Good riddance, Kevan
Last weekend, the 49ers made their ninth trade under head coach Mike Nolan, sending Kevan Barlow to the Jets for a conditional fourth-round draft pick. After a very promising start to his career, Barlow has been a disappointment. Most notably, there are whispers about his character – that he’s the kind of player who expects success but doesn’t like working for it. Personally, I saw a lot of early Ricky Watters in him – dancing laterally instead of putting his head down and pushing defenders back for that extra yard. Watters, despite being a nincompoop, eventually figured it out – but the jury is still out on Barlow.
And after learning of his trade, Barlow’s outburst makes me wonder how he’ll do in the New York media:
”Nolan just doesn't know what he's doing. He's a first-time head coach with too much power," Barlow said via cell phone from New York. "He has too much power as a first-time head coach. He walks around with a chip on his shoulder, like he's a dictator, like he's Hitler. People are scared of him. If it ain't Nolan's way, it's the highway.”... Barlow said his teammates "can't believe" how the trade occurred so abruptly before a game and in the wake of last week's talk with Nolan.

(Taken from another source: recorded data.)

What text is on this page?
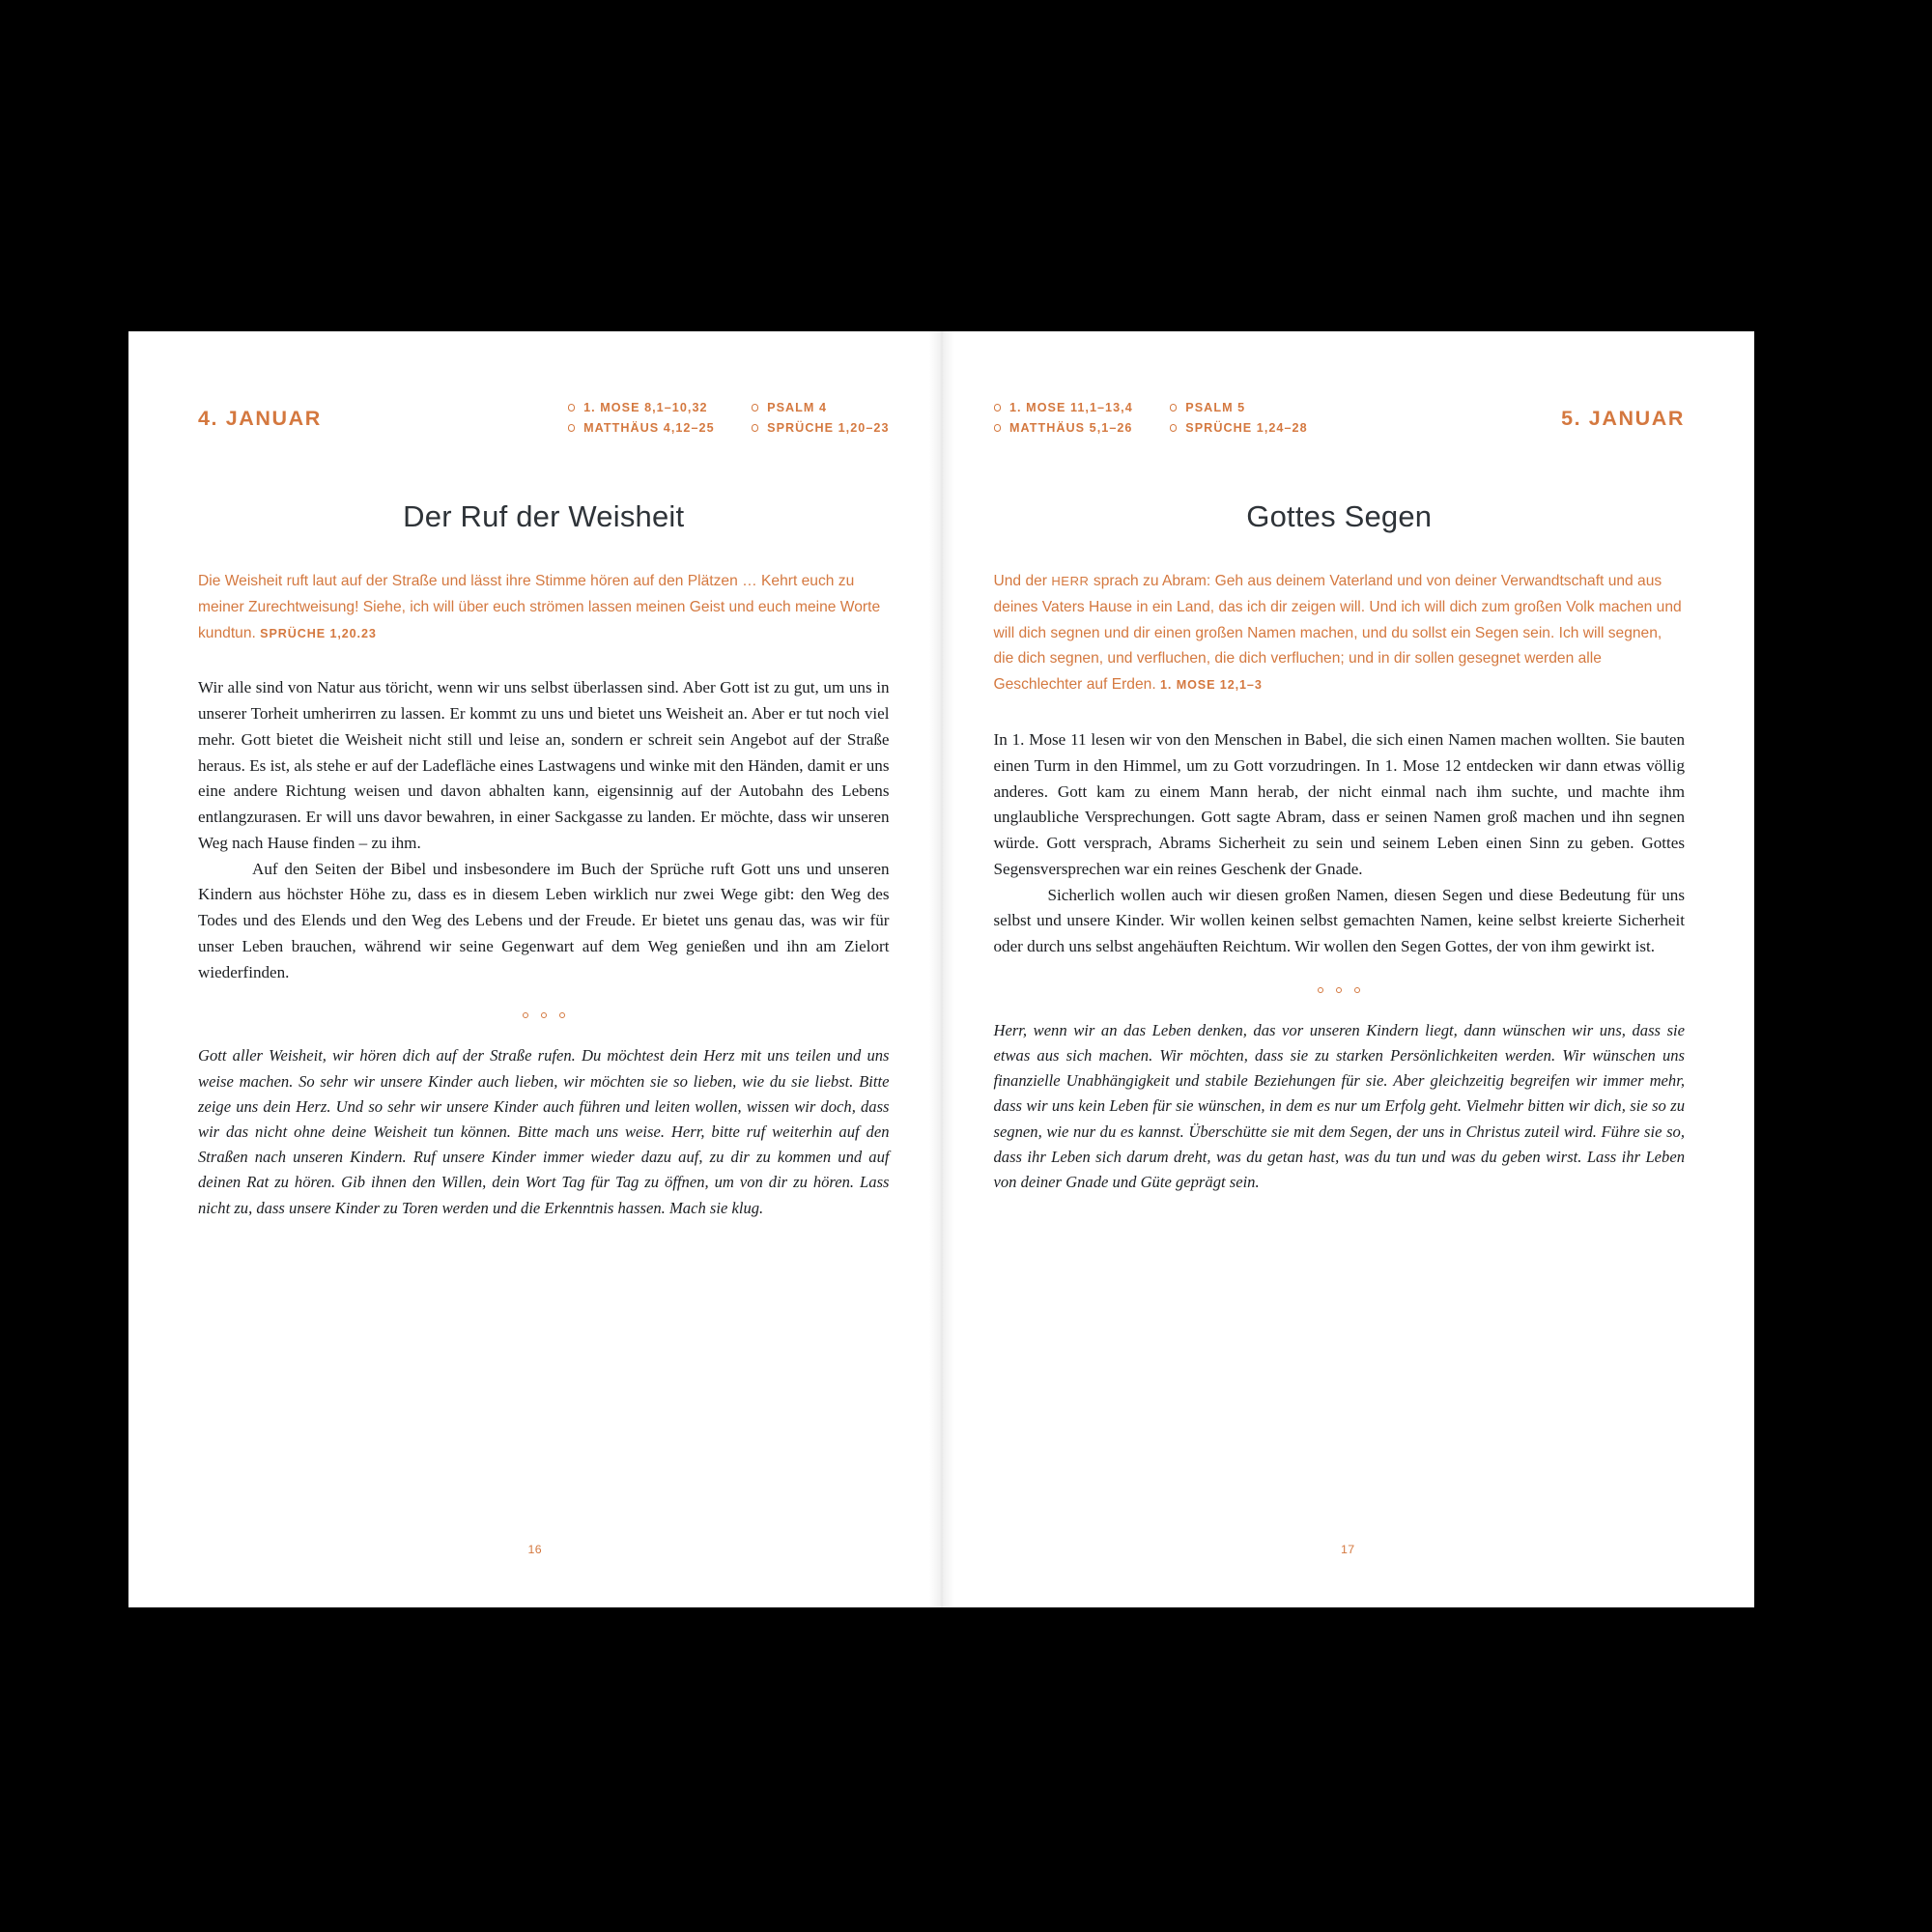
4. JANUAR	1. MOSE 8,1–10,32	PSALM 4
MATTHÄUS 4,12–25	SPRÜCHE 1,20–23
Der Ruf der Weisheit
Die Weisheit ruft laut auf der Straße und lässt ihre Stimme hören auf den Plätzen … Kehrt euch zu meiner Zurechtweisung! Siehe, ich will über euch strömen lassen meinen Geist und euch meine Worte kundtun. SPRÜCHE 1,20.23

Wir alle sind von Natur aus töricht, wenn wir uns selbst überlassen sind. Aber Gott ist zu gut, um uns in unserer Torheit umherirren zu lassen. Er kommt zu uns und bietet uns Weisheit an. Aber er tut noch viel mehr. Gott bietet die Weisheit nicht still und leise an, sondern er schreit sein Angebot auf der Straße heraus. Es ist, als stehe er auf der Ladefläche eines Lastwagens und winke mit den Händen, damit er uns eine andere Richtung weisen und davon abhalten kann, eigensinnig auf der Autobahn des Lebens entlangzurasen. Er will uns davor bewahren, in einer Sackgasse zu landen. Er möchte, dass wir unseren Weg nach Hause finden – zu ihm.

Auf den Seiten der Bibel und insbesondere im Buch der Sprüche ruft Gott uns und unseren Kindern aus höchster Höhe zu, dass es in diesem Leben wirklich nur zwei Wege gibt: den Weg des Todes und des Elends und den Weg des Lebens und der Freude. Er bietet uns genau das, was wir für unser Leben brauchen, während wir seine Gegenwart auf dem Weg genießen und ihn am Zielort wiederfinden.

Gott aller Weisheit, wir hören dich auf der Straße rufen. Du möchtest dein Herz mit uns teilen und uns weise machen. So sehr wir unsere Kinder auch lieben, wir möchten sie so lieben, wie du sie liebst. Bitte zeige uns dein Herz. Und so sehr wir unsere Kinder auch führen und leiten wollen, wissen wir doch, dass wir das nicht ohne deine Weisheit tun können. Bitte mach uns weise. Herr, bitte ruf weiterhin auf den Straßen nach unseren Kindern. Ruf unsere Kinder immer wieder dazu auf, zu dir zu kommen und auf deinen Rat zu hören. Gib ihnen den Willen, dein Wort Tag für Tag zu öffnen, um von dir zu hören. Lass nicht zu, dass unsere Kinder zu Toren werden und die Erkenntnis hassen. Mach sie klug.
16
1. MOSE 11,1–13,4	PSALM 5
MATTHÄUS 5,1–26	SPRÜCHE 1,24–28	5. JANUAR
Gottes Segen
Und der HERR sprach zu Abram: Geh aus deinem Vaterland und von deiner Verwandtschaft und aus deines Vaters Hause in ein Land, das ich dir zeigen will. Und ich will dich zum großen Volk machen und will dich segnen und dir einen großen Namen machen, und du sollst ein Segen sein. Ich will segnen, die dich segnen, und verfluchen, die dich verfluchen; und in dir sollen gesegnet werden alle Geschlechter auf Erden. 1. MOSE 12,1–3

In 1. Mose 11 lesen wir von den Menschen in Babel, die sich einen Namen machen wollten. Sie bauten einen Turm in den Himmel, um zu Gott vorzudringen. In 1. Mose 12 entdecken wir dann etwas völlig anderes. Gott kam zu einem Mann herab, der nicht einmal nach ihm suchte, und machte ihm unglaubliche Versprechungen. Gott sagte Abram, dass er seinen Namen groß machen und ihn segnen würde. Gott versprach, Abrams Sicherheit zu sein und seinem Leben einen Sinn zu geben. Gottes Segensversprechen war ein reines Geschenk der Gnade.

Sicherlich wollen auch wir diesen großen Namen, diesen Segen und diese Bedeutung für uns selbst und unsere Kinder. Wir wollen keinen selbst gemachten Namen, keine selbst kreierte Sicherheit oder durch uns selbst angehäuften Reichtum. Wir wollen den Segen Gottes, der von ihm gewirkt ist.

Herr, wenn wir an das Leben denken, das vor unseren Kindern liegt, dann wünschen wir uns, dass sie etwas aus sich machen. Wir möchten, dass sie zu starken Persönlichkeiten werden. Wir wünschen uns finanzielle Unabhängigkeit und stabile Beziehungen für sie. Aber gleichzeitig begreifen wir immer mehr, dass wir uns kein Leben für sie wünschen, in dem es nur um Erfolg geht. Vielmehr bitten wir dich, sie so zu segnen, wie nur du es kannst. Überschütte sie mit dem Segen, der uns in Christus zuteil wird. Führe sie so, dass ihr Leben sich darum dreht, was du getan hast, was du tun und was du geben wirst. Lass ihr Leben von deiner Gnade und Güte geprägt sein.
17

"It was dirty. He had no respect for me or the organization," Barlow said in the initial phone call. "He doesn't know about the 49ers way, and that's too bad because even his dad (Dick) was coach of the 49ers. Bill Walsh set the standard there, and he ain't living up to it."
Now, I think I was supposed to read that and be worried about the 49ers, but – aside from the Hitler comment (which Barlow quickly apologized for), of course – this reads to me like the kind of coach I want on my team. And players who don’t like that are the kind of players I’d prefer to go elsewhere. This is why Pete Carroll didn’t do well in New England but Bill Belichek did. Why Dave Campo was an outright failure in Dallas but Bill Parcells is turning things around. It’s why Norv Turner couldn’t ever be a head coach – they are all too nice, too focused on wanting people and players to like them. That’s an admirable trait, but it’s not what you need from a head coach.
And here is another thing, Kevan – what gives you the right to talk about Bill Walsh and the 49ers way? You weren’t here for any of that. And Walsh might have looked like a college professor, but he was tough as nails on people. Who let Joe Montana, Ronnie Lott and a host of other legends go before their time, simply because he thought he could make the team better without them? Walsh.
A memo to Kevan Barlow – put your head down on the field and off of it.